Pflegereform: Heimbewohner müssen länger höhere Eigenanteile zahlen
Im Gesundheitsministerium wird derzeit an einer umfassenden Reform der Pflegeversicherung gearbeitet, die für viele Bewohner von Pflegeheimen spürbare finanzielle Folgen haben könnte. Laut einem Medienbericht des Redaktionsnetzwerks Deutschland (RND) könnte es für Betroffene noch teurer werden, da geplante Änderungen die Eigenbeteiligung erhöhen würden.

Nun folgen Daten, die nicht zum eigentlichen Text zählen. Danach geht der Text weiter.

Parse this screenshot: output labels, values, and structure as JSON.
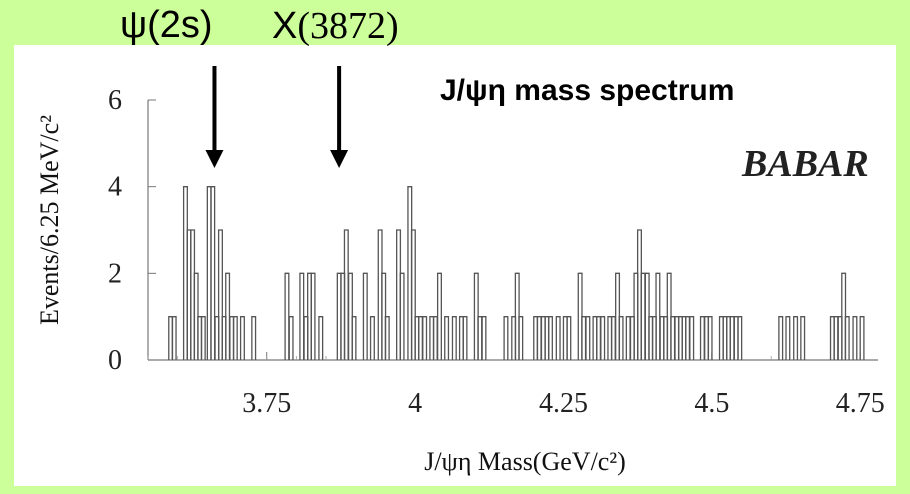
{
  "annotations": {
    "psi_2s": "ψ(2s)",
    "x3872_prefix": "X",
    "x3872_mass": "(3872)"
  },
  "chart_data": {
    "type": "histogram",
    "title": "J/ψη mass spectrum",
    "experiment_logo": "BABAR",
    "xlabel": "J/ψη Mass(GeV/c²)",
    "ylabel": "Events/6.25 MeV/c²",
    "xlim": [
      3.55,
      4.78
    ],
    "ylim": [
      0,
      6
    ],
    "x_ticks": [
      3.75,
      4,
      4.25,
      4.5,
      4.75
    ],
    "x_tick_labels": [
      "3.75",
      "4",
      "4.25",
      "4.5",
      "4.75"
    ],
    "y_ticks": [
      0,
      2,
      4,
      6
    ],
    "y_tick_labels": [
      "0",
      "2",
      "4",
      "6"
    ],
    "bin_width": 0.00625,
    "bins": [
      [
        3.585,
        1
      ],
      [
        3.591,
        1
      ],
      [
        3.61,
        4
      ],
      [
        3.616,
        3
      ],
      [
        3.622,
        3
      ],
      [
        3.628,
        2
      ],
      [
        3.634,
        1
      ],
      [
        3.64,
        1
      ],
      [
        3.65,
        4
      ],
      [
        3.656,
        4
      ],
      [
        3.663,
        1
      ],
      [
        3.669,
        3
      ],
      [
        3.675,
        1
      ],
      [
        3.681,
        2
      ],
      [
        3.688,
        1
      ],
      [
        3.694,
        1
      ],
      [
        3.706,
        1
      ],
      [
        3.725,
        1
      ],
      [
        3.781,
        2
      ],
      [
        3.788,
        1
      ],
      [
        3.806,
        2
      ],
      [
        3.813,
        1
      ],
      [
        3.819,
        2
      ],
      [
        3.825,
        2
      ],
      [
        3.838,
        1
      ],
      [
        3.869,
        2
      ],
      [
        3.875,
        2
      ],
      [
        3.881,
        3
      ],
      [
        3.888,
        2
      ],
      [
        3.894,
        1
      ],
      [
        3.913,
        2
      ],
      [
        3.925,
        1
      ],
      [
        3.938,
        3
      ],
      [
        3.944,
        2
      ],
      [
        3.95,
        1
      ],
      [
        3.969,
        3
      ],
      [
        3.975,
        2
      ],
      [
        3.988,
        4
      ],
      [
        3.994,
        3
      ],
      [
        4.0,
        1
      ],
      [
        4.006,
        1
      ],
      [
        4.013,
        1
      ],
      [
        4.025,
        1
      ],
      [
        4.031,
        1
      ],
      [
        4.038,
        2
      ],
      [
        4.05,
        1
      ],
      [
        4.063,
        1
      ],
      [
        4.075,
        1
      ],
      [
        4.081,
        1
      ],
      [
        4.1,
        2
      ],
      [
        4.106,
        1
      ],
      [
        4.113,
        1
      ],
      [
        4.15,
        1
      ],
      [
        4.163,
        1
      ],
      [
        4.169,
        2
      ],
      [
        4.175,
        1
      ],
      [
        4.2,
        1
      ],
      [
        4.206,
        1
      ],
      [
        4.213,
        1
      ],
      [
        4.219,
        1
      ],
      [
        4.225,
        1
      ],
      [
        4.238,
        1
      ],
      [
        4.25,
        1
      ],
      [
        4.256,
        1
      ],
      [
        4.275,
        2
      ],
      [
        4.281,
        1
      ],
      [
        4.288,
        1
      ],
      [
        4.3,
        1
      ],
      [
        4.306,
        1
      ],
      [
        4.313,
        1
      ],
      [
        4.325,
        1
      ],
      [
        4.331,
        1
      ],
      [
        4.338,
        2
      ],
      [
        4.344,
        1
      ],
      [
        4.356,
        1
      ],
      [
        4.363,
        1
      ],
      [
        4.369,
        2
      ],
      [
        4.375,
        3
      ],
      [
        4.381,
        2
      ],
      [
        4.388,
        2
      ],
      [
        4.394,
        1
      ],
      [
        4.4,
        1
      ],
      [
        4.406,
        2
      ],
      [
        4.413,
        1
      ],
      [
        4.419,
        1
      ],
      [
        4.425,
        2
      ],
      [
        4.431,
        1
      ],
      [
        4.438,
        1
      ],
      [
        4.444,
        1
      ],
      [
        4.45,
        1
      ],
      [
        4.456,
        1
      ],
      [
        4.463,
        1
      ],
      [
        4.481,
        1
      ],
      [
        4.488,
        1
      ],
      [
        4.494,
        1
      ],
      [
        4.513,
        1
      ],
      [
        4.519,
        1
      ],
      [
        4.525,
        1
      ],
      [
        4.531,
        1
      ],
      [
        4.538,
        1
      ],
      [
        4.544,
        1
      ],
      [
        4.613,
        1
      ],
      [
        4.625,
        1
      ],
      [
        4.638,
        1
      ],
      [
        4.65,
        1
      ],
      [
        4.7,
        1
      ],
      [
        4.706,
        1
      ],
      [
        4.713,
        1
      ],
      [
        4.719,
        2
      ],
      [
        4.725,
        1
      ],
      [
        4.738,
        1
      ],
      [
        4.75,
        1
      ]
    ],
    "arrows": [
      {
        "label_key": "psi_2s",
        "x": 3.662
      },
      {
        "label_key": "x3872",
        "x": 3.872
      }
    ],
    "grid": false,
    "legend": "none"
  },
  "colors": {
    "background": "#ccff99",
    "panel": "#ffffff",
    "histogram": "#555555",
    "text": "#000000"
  }
}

Kernpunkte der Reformpläne
Ein zentraler Aspekt der ersten Entwürfe betrifft die Zuschüsse, die Heimbewohner zur Senkung ihres Eigenanteils erhalten. Bisher wurden diese Zuschüsse nach zwölf Monaten angepasst, um die finanzielle Belastung zu reduzieren. Künftig ist jedoch vorgesehen, dass Anpassungen erst nach 18 Monaten erfolgen. Das bedeutet konkret: Betroffene müssten ein halbes Jahr länger höhere Beträge aus eigener Tasche bezahlen, bevor sie stärker entlastet werden.

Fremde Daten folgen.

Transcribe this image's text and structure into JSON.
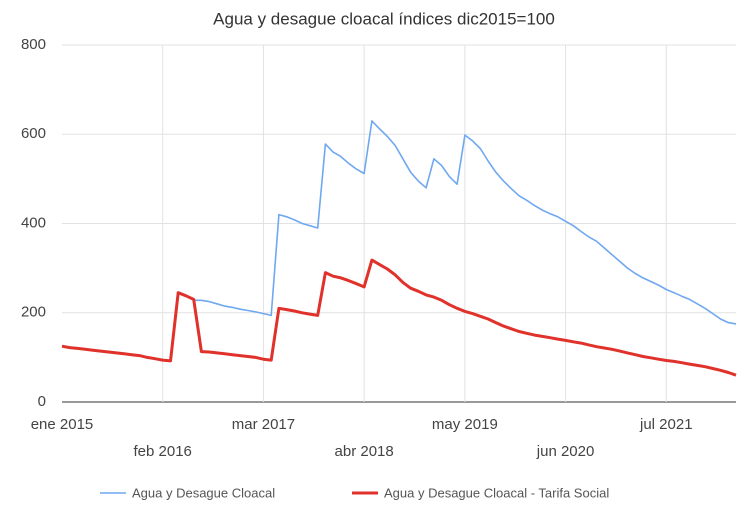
{
  "chart_data": {
    "type": "line",
    "title": "Agua y desague cloacal índices dic2015=100",
    "categories": [
      "ene 2015",
      null,
      null,
      null,
      null,
      null,
      null,
      null,
      null,
      null,
      null,
      null,
      null,
      "feb 2016",
      null,
      null,
      null,
      null,
      null,
      null,
      null,
      null,
      null,
      null,
      null,
      null,
      "mar 2017",
      null,
      null,
      null,
      null,
      null,
      null,
      null,
      null,
      null,
      null,
      null,
      null,
      "abr 2018",
      null,
      null,
      null,
      null,
      null,
      null,
      null,
      null,
      null,
      null,
      null,
      null,
      "may 2019",
      null,
      null,
      null,
      null,
      null,
      null,
      null,
      null,
      null,
      null,
      null,
      null,
      "jun 2020",
      null,
      null,
      null,
      null,
      null,
      null,
      null,
      null,
      null,
      null,
      null,
      null,
      "jul 2021",
      null,
      null,
      null,
      null,
      null,
      null,
      null,
      null,
      null
    ],
    "series": [
      {
        "name": "Agua y Desague Cloacal",
        "color": "#6fa8f0",
        "values": [
          null,
          null,
          null,
          null,
          null,
          null,
          null,
          null,
          null,
          null,
          null,
          null,
          null,
          null,
          null,
          null,
          null,
          228,
          228,
          225,
          220,
          215,
          212,
          208,
          205,
          202,
          198,
          194,
          420,
          415,
          408,
          400,
          395,
          390,
          578,
          560,
          550,
          535,
          522,
          512,
          630,
          612,
          595,
          575,
          545,
          515,
          495,
          480,
          545,
          530,
          505,
          488,
          598,
          585,
          568,
          540,
          515,
          495,
          478,
          462,
          452,
          440,
          430,
          422,
          415,
          405,
          395,
          382,
          370,
          360,
          345,
          330,
          315,
          300,
          288,
          278,
          270,
          262,
          252,
          245,
          237,
          230,
          220,
          210,
          198,
          186,
          178,
          175
        ]
      },
      {
        "name": "Agua y Desague Cloacal - Tarifa Social",
        "color": "#e0312b",
        "values": [
          125,
          122,
          120,
          118,
          116,
          114,
          112,
          110,
          108,
          106,
          104,
          100,
          97,
          94,
          92,
          245,
          238,
          230,
          113,
          112,
          110,
          108,
          106,
          104,
          102,
          100,
          96,
          94,
          210,
          207,
          204,
          200,
          197,
          194,
          290,
          282,
          278,
          272,
          265,
          258,
          318,
          308,
          298,
          285,
          268,
          255,
          248,
          240,
          235,
          228,
          218,
          210,
          203,
          198,
          192,
          186,
          178,
          170,
          164,
          158,
          154,
          150,
          147,
          144,
          141,
          138,
          135,
          132,
          128,
          124,
          121,
          118,
          114,
          110,
          106,
          102,
          99,
          96,
          93,
          91,
          88,
          85,
          82,
          79,
          75,
          71,
          66,
          60
        ]
      }
    ],
    "ylim": [
      0,
      800
    ],
    "yticks": [
      0,
      200,
      400,
      600,
      800
    ],
    "grid": true,
    "legend": "bottom"
  }
}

Anfang 2026 lag die monatliche Eigenbeteiligung in den ersten zwölf Monaten im Heim durchschnittlich bei rund 3.245 Euro, wie der Verband der Ersatzkassen angibt. Nach einem Jahr steigen normalerweise die Zuschüsse der Pflegeversicherung, wodurch der Eigenanteil auf etwa 2.947 Euro sinkt. Mit der Reform würde diese Entlastung jedoch erst nach 18 Monaten greifen.

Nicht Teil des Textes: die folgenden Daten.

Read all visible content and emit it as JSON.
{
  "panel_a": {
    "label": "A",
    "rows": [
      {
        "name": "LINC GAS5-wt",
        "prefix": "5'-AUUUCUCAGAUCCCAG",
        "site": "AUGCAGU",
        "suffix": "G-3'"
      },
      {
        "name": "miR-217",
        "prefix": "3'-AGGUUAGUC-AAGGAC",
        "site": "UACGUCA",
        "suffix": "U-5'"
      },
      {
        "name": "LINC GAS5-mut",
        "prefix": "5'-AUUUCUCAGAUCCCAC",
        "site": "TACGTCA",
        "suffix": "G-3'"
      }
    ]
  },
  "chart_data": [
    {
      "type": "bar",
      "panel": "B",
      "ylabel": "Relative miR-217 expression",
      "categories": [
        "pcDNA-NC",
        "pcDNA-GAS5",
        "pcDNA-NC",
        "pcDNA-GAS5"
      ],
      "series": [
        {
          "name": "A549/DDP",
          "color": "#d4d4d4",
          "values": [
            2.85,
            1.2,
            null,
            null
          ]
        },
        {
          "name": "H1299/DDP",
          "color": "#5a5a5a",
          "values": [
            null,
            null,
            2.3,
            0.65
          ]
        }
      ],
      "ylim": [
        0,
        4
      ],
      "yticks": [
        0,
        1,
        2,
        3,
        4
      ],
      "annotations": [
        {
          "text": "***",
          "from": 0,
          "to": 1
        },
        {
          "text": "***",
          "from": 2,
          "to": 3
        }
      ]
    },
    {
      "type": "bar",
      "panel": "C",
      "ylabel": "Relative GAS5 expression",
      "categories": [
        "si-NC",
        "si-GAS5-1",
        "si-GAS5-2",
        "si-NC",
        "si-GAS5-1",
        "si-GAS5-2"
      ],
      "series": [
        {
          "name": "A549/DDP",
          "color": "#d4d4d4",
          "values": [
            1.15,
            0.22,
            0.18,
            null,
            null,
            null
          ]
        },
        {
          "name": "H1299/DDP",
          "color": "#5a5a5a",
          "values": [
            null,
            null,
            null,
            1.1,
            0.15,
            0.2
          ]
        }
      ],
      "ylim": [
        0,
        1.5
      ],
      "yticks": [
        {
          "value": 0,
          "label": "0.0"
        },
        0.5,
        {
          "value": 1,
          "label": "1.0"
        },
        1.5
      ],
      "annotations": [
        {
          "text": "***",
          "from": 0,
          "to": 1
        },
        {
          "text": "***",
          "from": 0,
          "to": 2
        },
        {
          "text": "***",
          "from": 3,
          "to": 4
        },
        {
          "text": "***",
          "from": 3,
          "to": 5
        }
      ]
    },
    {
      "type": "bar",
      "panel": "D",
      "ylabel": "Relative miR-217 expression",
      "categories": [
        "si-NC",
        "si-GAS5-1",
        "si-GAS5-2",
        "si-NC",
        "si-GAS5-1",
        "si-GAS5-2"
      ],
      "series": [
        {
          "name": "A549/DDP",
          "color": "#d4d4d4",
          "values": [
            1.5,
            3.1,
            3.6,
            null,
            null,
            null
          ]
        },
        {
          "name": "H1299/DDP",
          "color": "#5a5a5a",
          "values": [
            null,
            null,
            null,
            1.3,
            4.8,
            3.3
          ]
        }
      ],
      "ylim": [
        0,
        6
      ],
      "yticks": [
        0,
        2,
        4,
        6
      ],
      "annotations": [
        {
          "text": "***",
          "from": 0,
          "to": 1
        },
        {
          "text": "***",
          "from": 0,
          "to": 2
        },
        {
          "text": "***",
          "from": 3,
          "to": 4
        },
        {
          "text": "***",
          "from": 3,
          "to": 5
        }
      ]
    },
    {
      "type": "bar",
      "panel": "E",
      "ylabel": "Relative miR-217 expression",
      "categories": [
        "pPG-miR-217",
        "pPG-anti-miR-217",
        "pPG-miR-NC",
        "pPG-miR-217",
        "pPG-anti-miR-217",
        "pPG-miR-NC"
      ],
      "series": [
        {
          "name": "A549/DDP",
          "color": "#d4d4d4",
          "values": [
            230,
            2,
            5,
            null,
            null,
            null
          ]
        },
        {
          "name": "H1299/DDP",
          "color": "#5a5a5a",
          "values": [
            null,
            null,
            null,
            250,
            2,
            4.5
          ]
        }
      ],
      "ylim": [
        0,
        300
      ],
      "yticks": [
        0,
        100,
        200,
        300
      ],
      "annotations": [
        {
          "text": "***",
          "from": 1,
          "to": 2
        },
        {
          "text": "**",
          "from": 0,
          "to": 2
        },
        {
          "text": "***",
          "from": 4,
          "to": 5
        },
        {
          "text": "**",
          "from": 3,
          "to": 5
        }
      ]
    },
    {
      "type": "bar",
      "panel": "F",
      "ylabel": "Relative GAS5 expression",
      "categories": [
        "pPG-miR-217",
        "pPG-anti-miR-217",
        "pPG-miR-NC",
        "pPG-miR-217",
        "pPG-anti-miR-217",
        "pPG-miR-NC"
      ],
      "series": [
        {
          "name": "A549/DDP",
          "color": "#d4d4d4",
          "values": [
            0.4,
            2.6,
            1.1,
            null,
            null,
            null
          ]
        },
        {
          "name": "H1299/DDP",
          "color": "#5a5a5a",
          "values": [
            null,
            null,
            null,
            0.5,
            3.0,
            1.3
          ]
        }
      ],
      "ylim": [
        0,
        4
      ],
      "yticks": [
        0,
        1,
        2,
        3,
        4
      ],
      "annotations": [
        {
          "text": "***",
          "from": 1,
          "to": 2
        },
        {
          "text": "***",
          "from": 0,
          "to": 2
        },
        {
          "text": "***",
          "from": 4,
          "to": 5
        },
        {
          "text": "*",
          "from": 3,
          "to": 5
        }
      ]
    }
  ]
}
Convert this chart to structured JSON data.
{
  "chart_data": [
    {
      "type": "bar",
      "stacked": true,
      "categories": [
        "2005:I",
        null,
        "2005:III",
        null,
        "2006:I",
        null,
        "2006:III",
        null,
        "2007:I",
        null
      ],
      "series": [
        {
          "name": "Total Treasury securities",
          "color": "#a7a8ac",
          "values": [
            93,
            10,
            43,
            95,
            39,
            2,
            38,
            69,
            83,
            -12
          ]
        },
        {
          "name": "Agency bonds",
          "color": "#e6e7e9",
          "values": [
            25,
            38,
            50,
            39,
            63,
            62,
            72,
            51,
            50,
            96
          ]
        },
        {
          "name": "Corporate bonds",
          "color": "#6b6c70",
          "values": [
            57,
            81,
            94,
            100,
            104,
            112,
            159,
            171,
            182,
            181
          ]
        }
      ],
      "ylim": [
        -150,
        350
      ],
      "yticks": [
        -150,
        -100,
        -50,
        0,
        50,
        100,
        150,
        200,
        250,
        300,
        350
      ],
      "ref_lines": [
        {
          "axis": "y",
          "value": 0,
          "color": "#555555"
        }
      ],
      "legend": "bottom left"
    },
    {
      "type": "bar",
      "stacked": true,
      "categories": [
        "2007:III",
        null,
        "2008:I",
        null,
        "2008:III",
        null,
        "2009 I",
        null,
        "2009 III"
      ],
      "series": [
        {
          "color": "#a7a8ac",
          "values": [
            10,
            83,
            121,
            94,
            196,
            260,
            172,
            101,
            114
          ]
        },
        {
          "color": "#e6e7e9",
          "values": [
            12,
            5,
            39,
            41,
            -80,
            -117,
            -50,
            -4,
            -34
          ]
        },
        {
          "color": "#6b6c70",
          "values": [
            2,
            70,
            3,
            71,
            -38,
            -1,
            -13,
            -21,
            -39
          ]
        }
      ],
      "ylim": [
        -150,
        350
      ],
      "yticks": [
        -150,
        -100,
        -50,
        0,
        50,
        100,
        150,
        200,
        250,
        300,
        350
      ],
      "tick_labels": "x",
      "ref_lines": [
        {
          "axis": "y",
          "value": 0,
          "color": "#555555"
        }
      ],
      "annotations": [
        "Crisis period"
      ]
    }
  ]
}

Weitere Verschärfungen und Auswirkungen
Die Reform sieht darüber hinaus vor, dass weitere Stufen der Kostenübernahme durch die Pflegeversicherung verschoben werden. So soll die Übernahme von 50 Prozent der Kosten nicht mehr nach 24, sondern erst nach 36 Monaten erfolgen. Die Übernahme von 75 Prozent der Pflegeheim-Kosten ist künftig erst nach 54 Monaten geplant, statt wie bisher nach 36 Monaten. Die Folge: Betroffene müssten deutlich länger mehr aus eigener Tasche bezahlen, während die Pflegeversicherung dadurch Ausgaben in Milliardenhöhe einsparen könnte.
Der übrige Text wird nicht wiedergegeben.